The hard part is not "feature engineering" or "ensemble methods", the hard part is controlling the entropy that you feed these things because they are voracious monsters and will absolutely eat all of it.

4 comments

> Such data is serially correlated (it's not good old iid) so already it looks like you have poisoned the test set with information from the training set.

Kind of. If it was that simple making money off of an autoregressive model would be trivial -> everyone would do it -> serial correlation would disappear.

I agree with your observation that figuring out what to feed the beast is one of the bigger challenges though. Case and point: train a mean reversion model on the last seven years of S&P data to buy dips and train a momentum model to buy higher highs. That equity curve would look very encouraging. Do it on a fifteen year basis, and not so much. Now the question becomes: how long of a lookback do you use when training your models? Chopping up data at random will mux out useful correlations. Subsetting into periods leads to poorly generalized models. Not fun.

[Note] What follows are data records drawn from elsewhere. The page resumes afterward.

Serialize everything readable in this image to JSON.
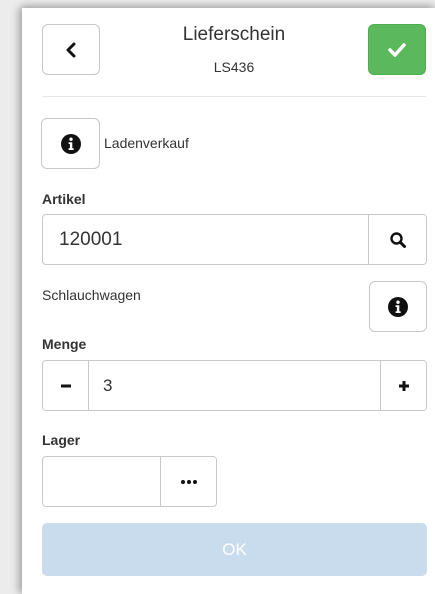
{
  "header": {
    "title": "Lieferschein",
    "subtitle": "LS436",
    "back_icon": "chevron-left-icon",
    "confirm_icon": "check-icon",
    "confirm_color": "#5cb85c"
  },
  "customer": {
    "label": "Ladenverkauf",
    "icon": "info-circle-icon"
  },
  "artikel": {
    "label": "Artikel",
    "value": "120001",
    "search_icon": "search-icon",
    "name": "Schlauchwagen",
    "info_icon": "info-circle-icon"
  },
  "menge": {
    "label": "Menge",
    "value": "3",
    "decrement_icon": "minus-icon",
    "increment_icon": "plus-icon"
  },
  "lager": {
    "label": "Lager",
    "value": "",
    "more_icon": "ellipsis-icon"
  },
  "ok_button": {
    "label": "OK",
    "color": "#c8dcee",
    "disabled": true
  }
}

It's so easy to do machine learning and think you're a genius when you are in fact overfitting. It's almost like casino gambling. You tweak some hyperparameter, pull the slot machine lever, and wham, your model says you should be rich real soon...
This is one of the better responses. Issues that arise: low # of data points at macro timescale, time series data (and local correlation between individual data points) making it hard to extract training/testing sets, and the overarching structural shifts in the market over time that invalidate older data (depending on context).
Doesn't that cut both ways though? If there are serial correlations in the data then modeling and accounting for the variance explained by those correlations should help with future predictions, no?